AVX2 and FMA (which really should be considered just part of AVX, if not for the circumstances of its birth) are clear enhancements for floating point code, and of course that makes them potentially interesting for immediate real-world applications like gaming. TSX is significantly more speculative and long-term (much of the work to date with transactional memory has remained in academia, because the software-only implementations were too slow to be of practical utility), and its most likely first applications will be in specialized contexts like HPC where the hardware is known and the entire codebase belongs to one set of developers. Thereafter it will show up in server applications like MySQL that employ many interdependent threads. Its migration to the actual OS or consumer-level applications is probably quite distant, and will await lessons learned by both Intel and software architects experimenting with this first iteration (there are some obvious limitations in this initial implementation, and I would expect many of those to be mitigated before it sees employment in, for example, the Windows kernel). Of course the nature of open source, and the level of academic interest in the subject, means that there will be plenty of experimental forks of existing codebases to take advantage of Intel's work -- which is kind of exciting, in that we don't really know how those will turn out. The total gains generally will be modest -- especially with the more limited "easy" version Intel offers -- but since this will be the first widespread deployment of a heretofore experimental concept, interesting results might turn up.

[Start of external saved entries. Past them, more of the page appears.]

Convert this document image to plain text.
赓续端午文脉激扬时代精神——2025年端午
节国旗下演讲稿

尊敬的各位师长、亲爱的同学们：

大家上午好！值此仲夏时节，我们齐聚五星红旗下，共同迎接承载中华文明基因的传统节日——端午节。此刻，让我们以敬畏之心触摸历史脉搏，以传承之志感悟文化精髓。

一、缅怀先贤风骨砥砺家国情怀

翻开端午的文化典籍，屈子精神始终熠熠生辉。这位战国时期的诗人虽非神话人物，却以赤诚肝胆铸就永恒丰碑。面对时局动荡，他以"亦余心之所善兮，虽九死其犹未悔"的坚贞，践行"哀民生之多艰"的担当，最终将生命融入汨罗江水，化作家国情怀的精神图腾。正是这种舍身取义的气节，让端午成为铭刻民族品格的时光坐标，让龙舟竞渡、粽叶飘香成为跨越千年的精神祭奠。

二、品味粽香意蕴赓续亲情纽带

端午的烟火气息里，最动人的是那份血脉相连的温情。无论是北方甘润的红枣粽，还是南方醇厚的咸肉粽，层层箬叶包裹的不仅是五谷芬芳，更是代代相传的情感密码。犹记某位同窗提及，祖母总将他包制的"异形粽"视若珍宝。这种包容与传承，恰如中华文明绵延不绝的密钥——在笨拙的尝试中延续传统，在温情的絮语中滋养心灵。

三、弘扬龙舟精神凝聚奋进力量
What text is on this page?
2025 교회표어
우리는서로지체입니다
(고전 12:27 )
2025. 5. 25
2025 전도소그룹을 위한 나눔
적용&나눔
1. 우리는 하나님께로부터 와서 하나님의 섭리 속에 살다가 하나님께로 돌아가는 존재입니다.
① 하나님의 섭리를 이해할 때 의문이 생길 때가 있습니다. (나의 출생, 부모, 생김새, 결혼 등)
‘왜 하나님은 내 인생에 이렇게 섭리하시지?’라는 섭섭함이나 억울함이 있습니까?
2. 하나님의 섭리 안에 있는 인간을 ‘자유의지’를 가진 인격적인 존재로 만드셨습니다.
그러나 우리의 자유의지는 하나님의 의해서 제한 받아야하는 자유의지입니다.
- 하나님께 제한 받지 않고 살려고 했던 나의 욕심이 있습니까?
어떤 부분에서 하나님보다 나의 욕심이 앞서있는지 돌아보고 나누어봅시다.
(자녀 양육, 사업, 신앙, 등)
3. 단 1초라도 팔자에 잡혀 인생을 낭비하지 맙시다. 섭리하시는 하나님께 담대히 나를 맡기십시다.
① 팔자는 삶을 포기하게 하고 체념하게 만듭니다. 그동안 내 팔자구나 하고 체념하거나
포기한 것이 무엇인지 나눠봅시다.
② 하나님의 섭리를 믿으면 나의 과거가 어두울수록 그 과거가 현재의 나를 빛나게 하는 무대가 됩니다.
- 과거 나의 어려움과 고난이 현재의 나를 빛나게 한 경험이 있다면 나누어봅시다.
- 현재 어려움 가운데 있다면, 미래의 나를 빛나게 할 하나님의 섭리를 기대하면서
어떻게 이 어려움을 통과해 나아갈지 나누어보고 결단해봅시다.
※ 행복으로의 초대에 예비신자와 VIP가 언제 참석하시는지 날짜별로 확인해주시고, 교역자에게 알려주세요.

However, it's worth emphasizing that -- like any new instructions -- all of these require changes in existing code; there's no "free" upgrade here like we often see with other CPU features. And we haven't even seen much AVX code yet (AFAICT) in non-specialized contexts, despite all the shipments of AVX-enabled SB/IB, so patience is required. The vast majority of developers don't work at the level of assembly language anyway, so at the very least they wait on compiler support; but in most cases the dependency is on underlying code they don't own -- libraries, game engines, etc -- which have to be modified to varying degrees (FMA a relatively easy in-place replacement, TSX a potential throw-it-out-and-start-over). Meanwhile these ISA extensions only exist in new processors, which will constitute a tiny (though ever-growing) fraction of the market, so the return on investment for developers doing those changes is initially very small. The new code has to be put behind switches so that it falls back to the boring instructions we're already using when it is run on pre-Haswell CPUs (one exception to this is Intel's "easy" version of TSX, which is cleverly designed to work correctly even on older processors, but as I said the potential gains from that version won't be huge.)
So while these are all arguably exciting features, they're not going to do anything for you the day Haswell arrives... and in fact there's pretty much an inverse relationship between how exciting the feature is and how immediately we'll see its benefits. FMA and "easy" TSX are relatively cheap but not super exciting, AVX2 is more exciting but will take longer, and "real" TSX could be pseudo-revolutionary but probably will only be of any real note sometime after Broadwell ships.